Felice Riccò
Nel 1871, accettando la donazione di Felice Riccò (Modena 1817-1894), Carlo Boni confermò la vocazione industriale del museo da lui fondato. L'artigiano consegnava all'istituzione il frutto di un'attività varia e complessa il cui scopo era essenzialmente quello di produrre con mezzi meccanici elementi decorativi e piccoli oggetti. Con una tecnica definita “autoscultura”, della quale non conosciamo con precisione il procedimento, riuscì a riprodurre intagli e intarsi in legno a basso costo e a lavorare il legno ad imitazione del velluto. Meglio documentata è invece la stampa naturale che attirò l'interesse del mondo scientifico e commerciale. Con tale tecnica si otteneva una matrice per stampa comprimendo tra una lastra in piombo e una in acciaio un oggetto a superficie piana; l'impronta, che si delineava sul piombo, di grande nitore e precisione, non necessitava di alcun intervento manuale, ma da questa si potevano ottenere solo poche copie a stampa.

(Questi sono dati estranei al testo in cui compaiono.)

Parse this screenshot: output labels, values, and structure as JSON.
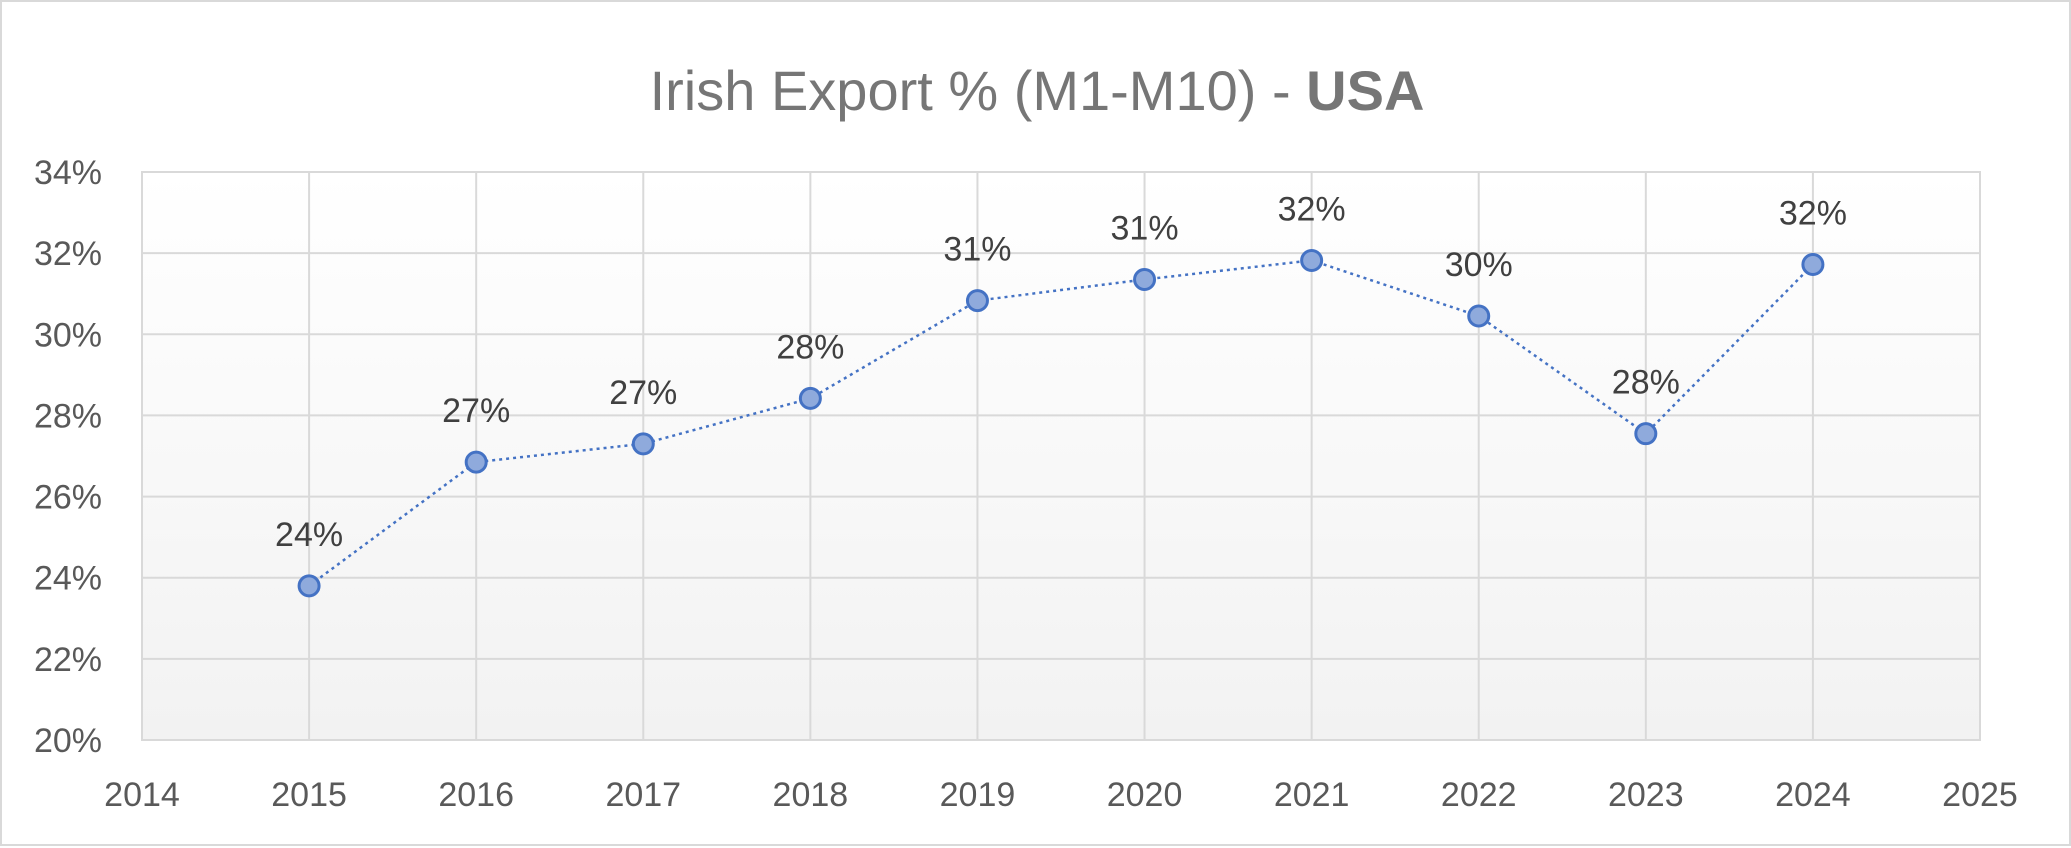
{
  "chart_data": {
    "type": "line",
    "title": "Irish Export % (M1-M10) - ",
    "title_bold": "USA",
    "xlabel": "",
    "ylabel": "",
    "x": [
      2015,
      2016,
      2017,
      2018,
      2019,
      2020,
      2021,
      2022,
      2023,
      2024
    ],
    "series": [
      {
        "name": "",
        "values": [
          23.8,
          26.85,
          27.3,
          28.42,
          30.83,
          31.35,
          31.82,
          30.45,
          27.55,
          31.72
        ],
        "labels": [
          "24%",
          "27%",
          "27%",
          "28%",
          "31%",
          "31%",
          "32%",
          "30%",
          "28%",
          "32%"
        ],
        "line_color": "#4472c4",
        "marker_fill": "#8faadc",
        "line_style": "dotted"
      }
    ],
    "xlim": [
      2014,
      2025
    ],
    "ylim": [
      20,
      34
    ],
    "x_ticks": [
      "2014",
      "2015",
      "2016",
      "2017",
      "2018",
      "2019",
      "2020",
      "2021",
      "2022",
      "2023",
      "2024",
      "2025"
    ],
    "y_ticks": [
      "20%",
      "22%",
      "24%",
      "26%",
      "28%",
      "30%",
      "32%",
      "34%"
    ],
    "grid": true,
    "legend": "none"
  }
}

Riccò approfondì gli studi di carattere fisico, in particolare sulle forze esercitate dai cilindri del laminatoio utilizzato per premere le lastre, e sostituì il piombo con materiale compatto come acciaio, ottone o rame stagnato. E così, impalpabili ali di insetti, fiori, foglie, pelli di rettili, merletti, silhouette di carta ritagliata lasciavano una traccia di sorprendente naturalezza su una matrice con la quale si poteva produrre un altissimo numero di copie. I numerosi saggi conservati in museo mostrano molteplici applicazioni, non limitate alla semplice stampa ad inchiostro o a rilievo, e comprendono anche sigilli, timbri e marchi. Tra questi, due pannelli composti di numerose lastrine impresse con merletti, tulle operati e pizzi meccanici, fanno presupporre che le matrici potessero avere anche un utilizzo decorativo. L'attività di Riccò suscitò l'interesse del duca Francesco V che nel 1857, dopo averlo inviato a Vienna per perfezionare i suoi studi, lo incaricò di formare degli allievi presso l'Accademia di Belle Arti modenese.. Ma il clima politico del periodo non favorì l'artigiano che dovette rinunciare forzatamente al progetto del duca. Tuttavia la sua attività proseguì trovando nelle grandi esposizioni una prestigiosa vetrina.